Saturday 30 May 2020 | 06:38 | SYDNEY
Saturday 30 May 2020 | 06:38 | SYDNEY

A useless feud with Singapore?


Rory Medcalf


8 December 2009 15:11

With real challenges like climate change, China's rise, nuclear proliferation and the fraying of Pakistan dominating Australia's horizons, you would think that the last thing we need is a prolonged diplomatic fight with a largely likeminded country.

Yet, from the tenor of Peter Hartcher's column in today's Sydney Morning Herald, concerning the recent Australian-hosted conference on a prospective Asia-Pacific 'community', a feud with Singapore is brewing.

It's all about membership of a club: who should be in and who should be out of an idealised future summit to discuss regional challenges. Singapore wants to ensure that the Association of Southeast Asian Nations (ASEAN) — of which it is a key member — remains at the core of any future process. Australia seems to have a more open mind. Not, you would have thought, the stuff of which grand diplomatic drama is made.

According to Hartcher's story, Singaporean representatives allegedly tried to embarrass Australian Prime Minister Rudd on a recent visit, by springing an instant electronic audience poll when he addressed a business leaders' event on the regional community idea. If true, it was an underhand sort of stunt, and one can imagine the outrage were Australia ever to try something so undergraduate on a visiting regional leader. 

Then, last weekend, Singaporean participants at the Sydney meeting were reportedly riled by suggestions that there was now something approaching consensus to set up a so-called eminent persons group to carry forward the conversation, a proposal made by a South Korean elder statesman. 

Step back for a moment from the immediate subject of the spat — namely, the ideal membership of a regional summit — and think about the big picture. Australia and Singapore have largely congruent strategic interests.  Both benefit from inclusive regional structures, the freest trade possible, cooperation against transnational threats such as terrorism, secure sealanes and the effectiveness of energy markets. 

Both want to keep the US militarily committed to Asia. Both benefit economically from China's rise but neither wants Beijing to be destabilisingly dominant. Both want India and Japan more engaged in regional security, maritime and otherwise.

The current differences over 'ASEAN centrality' could have been minimized. They still could be, if both capitals are prepared to pause, and not back into narrow corners of non-negotiation. After all, Canberra now recognises that there's little appetite for a whole new regional organisation, so its best bet will be to tinker with the existing architecture, such as the East Asia Summit (EAS). The EAS grew out of ASEAN, and not only is Singapore comfortably a member but it helped support Australia's admission, despite Chinese resistance.

Both Australia and Singapore have an interest in making the EAS more effective, reducing the grip of the ASEAN consensus rule on its proceedings, bringing in the US, and crafting a more flexible chairing arrangement in which, for instance, the chair alternates annually between an ASEAN and a non-ASEAN member, or is shared each year by one of each, as in ASEAN Regional Forum working groups.
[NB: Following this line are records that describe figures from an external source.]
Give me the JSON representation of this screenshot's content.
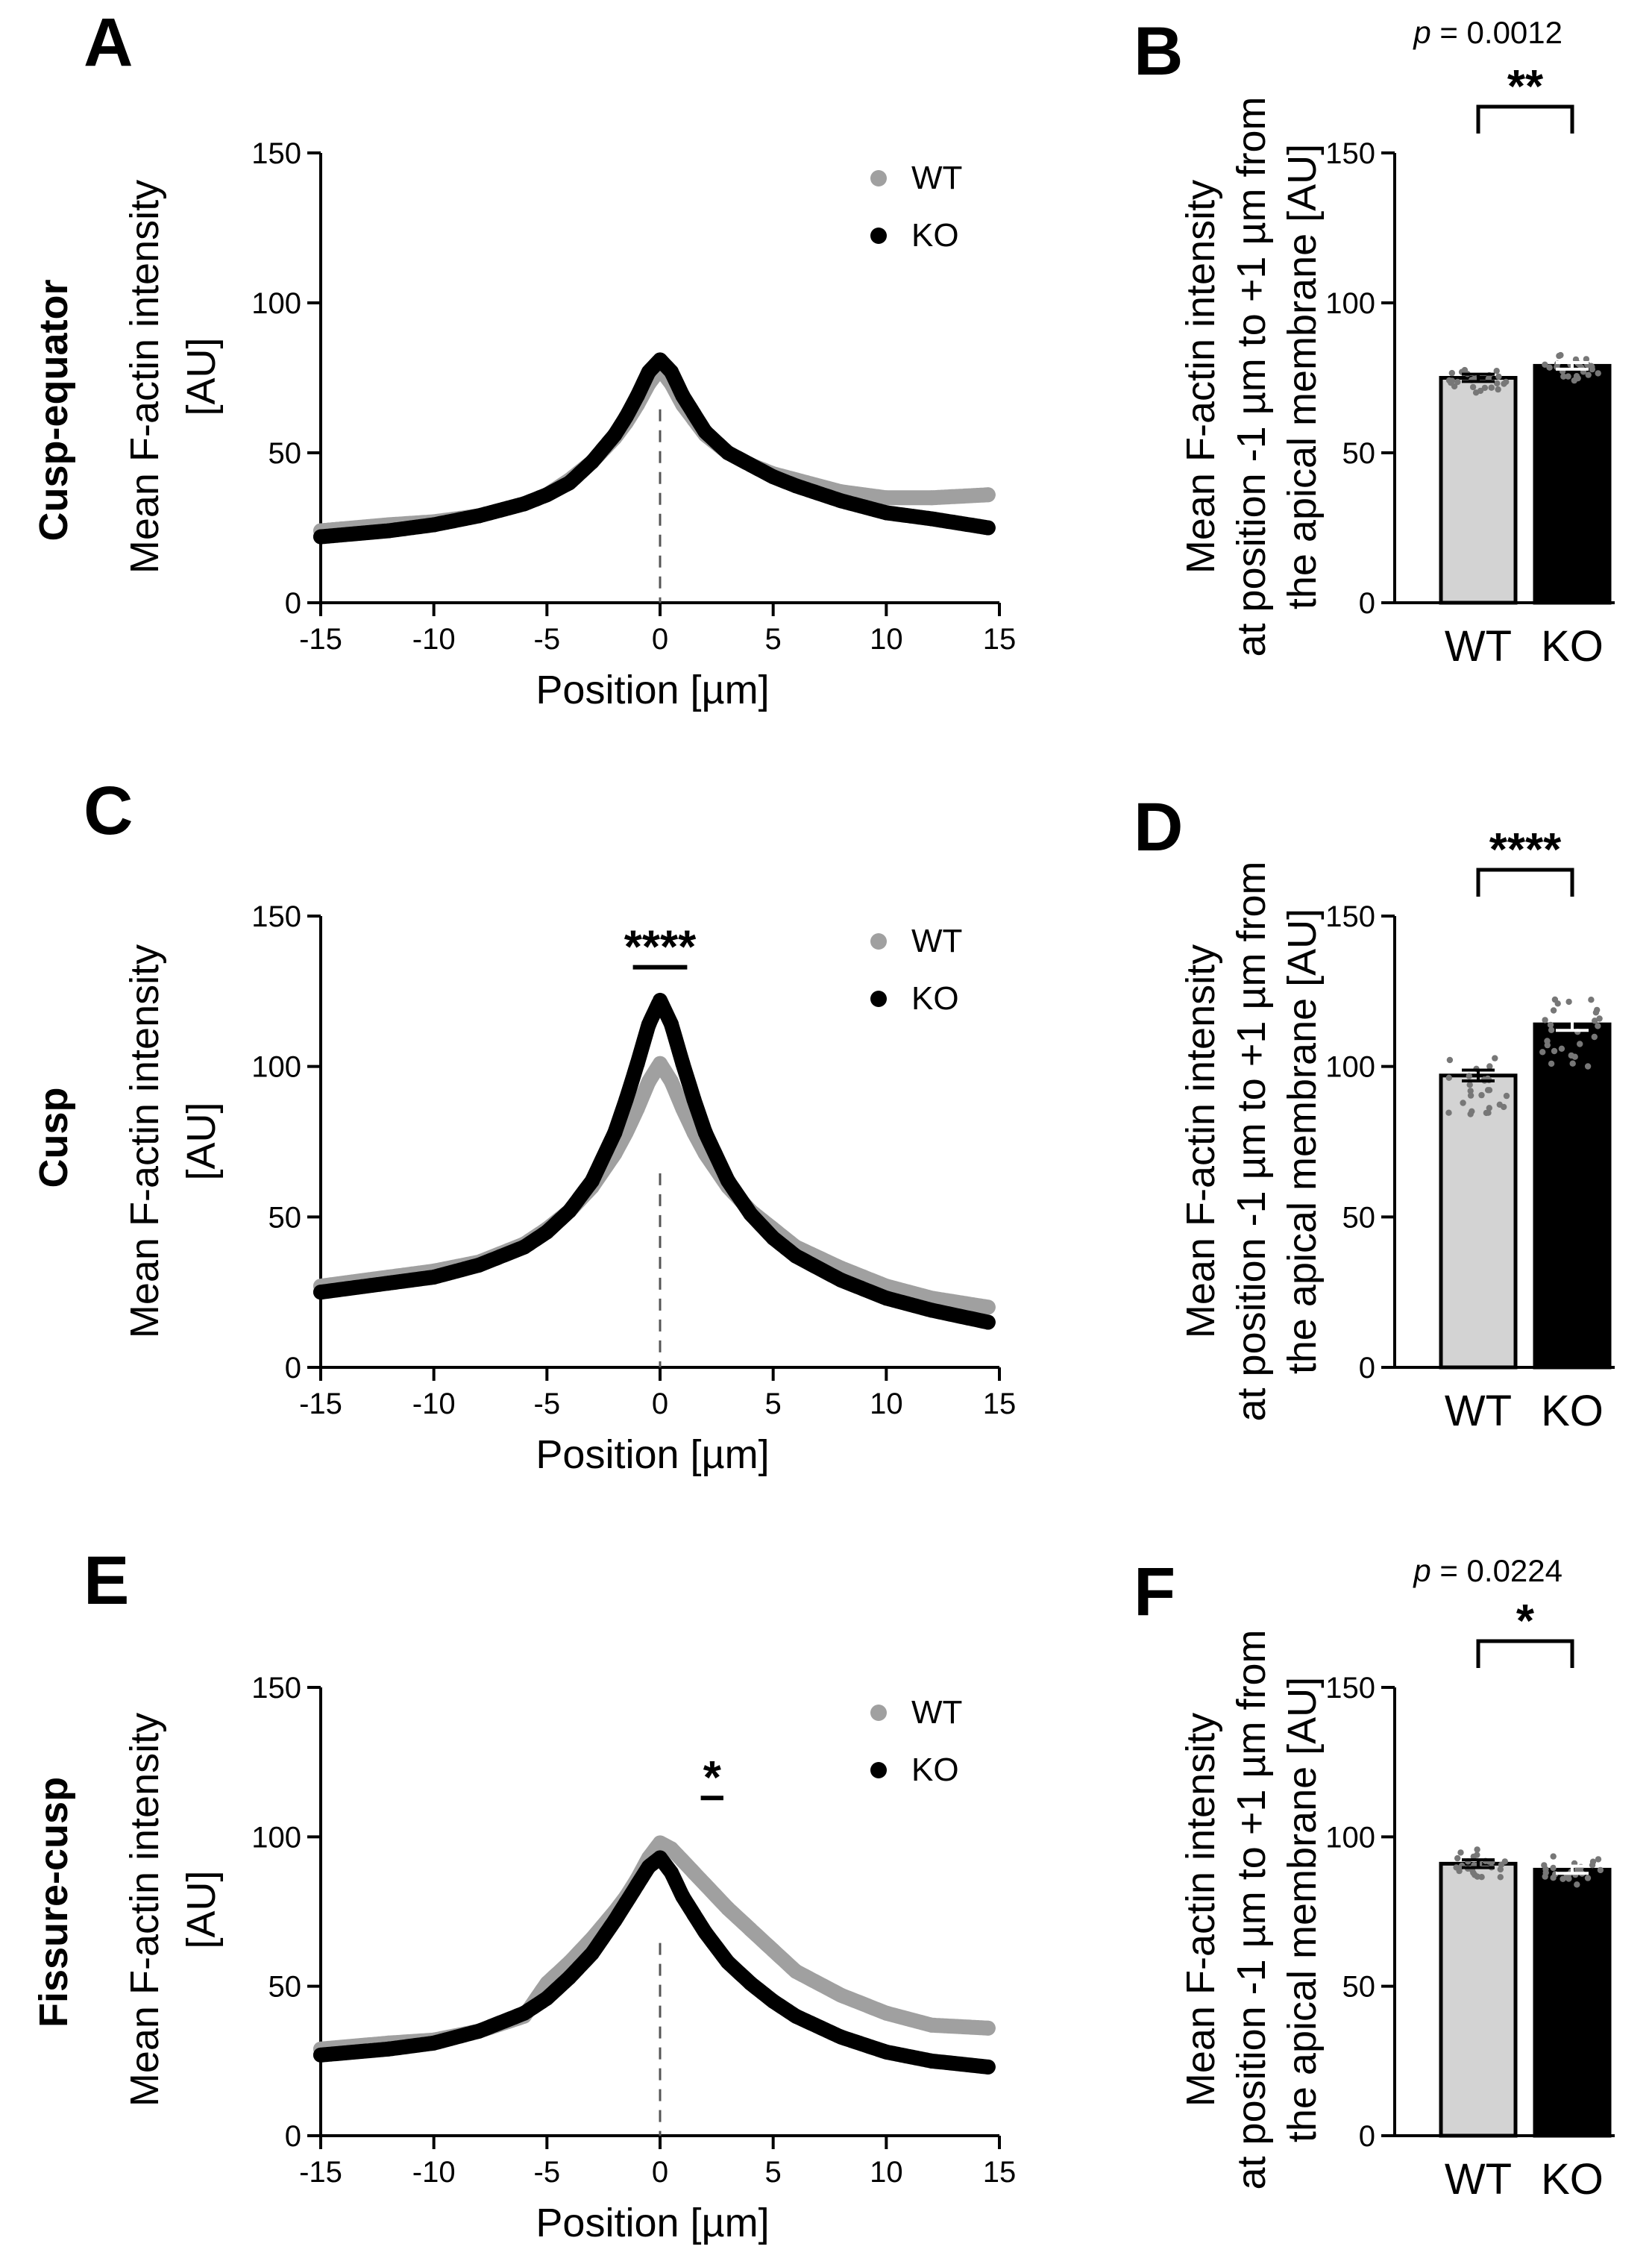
{
  "chart_data": [
    {
      "panel": "A",
      "type": "scatter",
      "row_label": "Cusp-equator",
      "xlabel": "Position [µm]",
      "ylabel_lines": [
        "Mean F-actin intensity",
        "[AU]"
      ],
      "xlim": [
        -15,
        15
      ],
      "ylim": [
        0,
        150
      ],
      "xticks": [
        -15,
        -10,
        -5,
        0,
        5,
        10,
        15
      ],
      "yticks": [
        0,
        50,
        100,
        150
      ],
      "series": [
        {
          "name": "WT",
          "color": "#a0a0a0",
          "x": [
            -15,
            -12,
            -10,
            -8,
            -6,
            -5,
            -4,
            -3,
            -2,
            -1.5,
            -1,
            -0.5,
            0,
            0.5,
            1,
            1.5,
            2,
            3,
            4,
            5,
            6,
            8,
            10,
            12,
            14.5
          ],
          "y": [
            24,
            26,
            27,
            29,
            33,
            36,
            41,
            47,
            55,
            60,
            66,
            73,
            78,
            73,
            66,
            61,
            56,
            50,
            46,
            43,
            41,
            37,
            35,
            35,
            36
          ]
        },
        {
          "name": "KO",
          "color": "#000000",
          "x": [
            -15,
            -12,
            -10,
            -8,
            -6,
            -5,
            -4,
            -3,
            -2,
            -1.5,
            -1,
            -0.5,
            0,
            0.5,
            1,
            1.5,
            2,
            3,
            4,
            5,
            6,
            8,
            10,
            12,
            14.5
          ],
          "y": [
            22,
            24,
            26,
            29,
            33,
            36,
            40,
            47,
            56,
            62,
            69,
            77,
            81,
            77,
            69,
            63,
            57,
            50,
            46,
            42,
            39,
            34,
            30,
            28,
            25
          ]
        }
      ],
      "annotations": []
    },
    {
      "panel": "B",
      "type": "bar",
      "ylabel_lines": [
        "Mean F-actin intensity",
        "at position -1 µm to +1 µm from",
        "the apical membrane [AU]"
      ],
      "categories": [
        "WT",
        "KO"
      ],
      "values": [
        75,
        79
      ],
      "errors": [
        1.2,
        1.1
      ],
      "colors": [
        "#d3d3d3",
        "#000000"
      ],
      "ylim": [
        0,
        150
      ],
      "yticks": [
        0,
        50,
        100,
        150
      ],
      "points_range": [
        [
          70,
          79
        ],
        [
          74,
          83
        ]
      ],
      "significance": "**",
      "p_prefix": "p",
      "p_value": " = 0.0012"
    },
    {
      "panel": "C",
      "type": "scatter",
      "row_label": "Cusp",
      "xlabel": "Position [µm]",
      "ylabel_lines": [
        "Mean F-actin intensity",
        "[AU]"
      ],
      "xlim": [
        -15,
        15
      ],
      "ylim": [
        0,
        150
      ],
      "xticks": [
        -15,
        -10,
        -5,
        0,
        5,
        10,
        15
      ],
      "yticks": [
        0,
        50,
        100,
        150
      ],
      "series": [
        {
          "name": "WT",
          "color": "#a0a0a0",
          "x": [
            -15,
            -12,
            -10,
            -8,
            -6,
            -5,
            -4,
            -3,
            -2,
            -1.5,
            -1,
            -0.5,
            0,
            0.5,
            1,
            1.5,
            2,
            3,
            4,
            5,
            6,
            8,
            10,
            12,
            14.5
          ],
          "y": [
            27,
            30,
            32,
            35,
            41,
            46,
            52,
            60,
            71,
            78,
            86,
            95,
            101,
            95,
            86,
            78,
            71,
            60,
            52,
            46,
            40,
            33,
            27,
            23,
            20
          ]
        },
        {
          "name": "KO",
          "color": "#000000",
          "x": [
            -15,
            -12,
            -10,
            -8,
            -6,
            -5,
            -4,
            -3,
            -2,
            -1.5,
            -1,
            -0.5,
            0,
            0.5,
            1,
            1.5,
            2,
            3,
            4,
            5,
            6,
            8,
            10,
            12,
            14.5
          ],
          "y": [
            25,
            28,
            30,
            34,
            40,
            45,
            52,
            62,
            78,
            89,
            101,
            114,
            122,
            114,
            101,
            89,
            78,
            62,
            51,
            43,
            37,
            29,
            23,
            19,
            15
          ]
        }
      ],
      "annotations": [
        {
          "text": "****",
          "x_from": -1.2,
          "x_to": 1.2,
          "y": 133
        }
      ]
    },
    {
      "panel": "D",
      "type": "bar",
      "ylabel_lines": [
        "Mean F-actin intensity",
        "at position -1 µm to +1 µm from",
        "the apical membrane [AU]"
      ],
      "categories": [
        "WT",
        "KO"
      ],
      "values": [
        97,
        114
      ],
      "errors": [
        1.8,
        2.0
      ],
      "colors": [
        "#d3d3d3",
        "#000000"
      ],
      "ylim": [
        0,
        150
      ],
      "yticks": [
        0,
        50,
        100,
        150
      ],
      "points_range": [
        [
          84,
          104
        ],
        [
          100,
          123
        ]
      ],
      "significance": "****",
      "p_prefix": "",
      "p_value": ""
    },
    {
      "panel": "E",
      "type": "scatter",
      "row_label": "Fissure-cusp",
      "xlabel": "Position [µm]",
      "ylabel_lines": [
        "Mean F-actin intensity",
        "[AU]"
      ],
      "xlim": [
        -15,
        15
      ],
      "ylim": [
        0,
        150
      ],
      "xticks": [
        -15,
        -10,
        -5,
        0,
        5,
        10,
        15
      ],
      "yticks": [
        0,
        50,
        100,
        150
      ],
      "series": [
        {
          "name": "WT",
          "color": "#a0a0a0",
          "x": [
            -15,
            -12,
            -10,
            -8,
            -6,
            -5,
            -4,
            -3,
            -2,
            -1.5,
            -1,
            -0.5,
            0,
            0.5,
            1,
            1.5,
            2,
            3,
            4,
            5,
            6,
            8,
            10,
            12,
            14.5
          ],
          "y": [
            29,
            31,
            32,
            35,
            40,
            51,
            58,
            66,
            75,
            80,
            86,
            93,
            98,
            96,
            92,
            88,
            84,
            76,
            69,
            62,
            55,
            47,
            41,
            37,
            36
          ]
        },
        {
          "name": "KO",
          "color": "#000000",
          "x": [
            -15,
            -12,
            -10,
            -8,
            -6,
            -5,
            -4,
            -3,
            -2,
            -1.5,
            -1,
            -0.5,
            0,
            0.5,
            1,
            1.5,
            2,
            3,
            4,
            5,
            6,
            8,
            10,
            12,
            14.5
          ],
          "y": [
            27,
            29,
            31,
            35,
            41,
            46,
            53,
            61,
            72,
            78,
            84,
            90,
            93,
            88,
            80,
            74,
            68,
            58,
            51,
            45,
            40,
            33,
            28,
            25,
            23
          ]
        }
      ],
      "annotations": [
        {
          "text": "*",
          "x_from": 1.8,
          "x_to": 2.8,
          "y": 113
        }
      ]
    },
    {
      "panel": "F",
      "type": "bar",
      "ylabel_lines": [
        "Mean F-actin intensity",
        "at position -1 µm to +1 µm from",
        "the apical membrane [AU]"
      ],
      "categories": [
        "WT",
        "KO"
      ],
      "values": [
        91,
        89
      ],
      "errors": [
        1.3,
        1.2
      ],
      "colors": [
        "#d3d3d3",
        "#000000"
      ],
      "ylim": [
        0,
        150
      ],
      "yticks": [
        0,
        50,
        100,
        150
      ],
      "points_range": [
        [
          86,
          96
        ],
        [
          84,
          94
        ]
      ],
      "significance": "*",
      "p_prefix": "p",
      "p_value": " = 0.0224"
    }
  ]
}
Even if Canberra also ends up encouraging some sort of regional concert of powers, an improved EAS is worth pursuing in parallel.

Canberra and Singapore should also think twice about the real nature of the Lion City's professed devotion to ASEAN. Singapore protests too much in its defence of ASEAN. Its love of that grouping is strictly limited. It is also keen to engage external powers like the US, India and even Australia. Its military ties with each of these countries — in other words, its real strategic trust — are far deeper than with its ASEAN neighbours.

What now? If Singapore really is planning to make a fuss about the way the regionalism debate is developing, Australia would be well advised to put on its best Asian smile, downplay differences, and quietly get on the job of advancing its own — and common — interests. An undiplomatic public tussle with Singapore would be a mutually painful enterprise and a needless diversion of finite foreign policy attention and resources.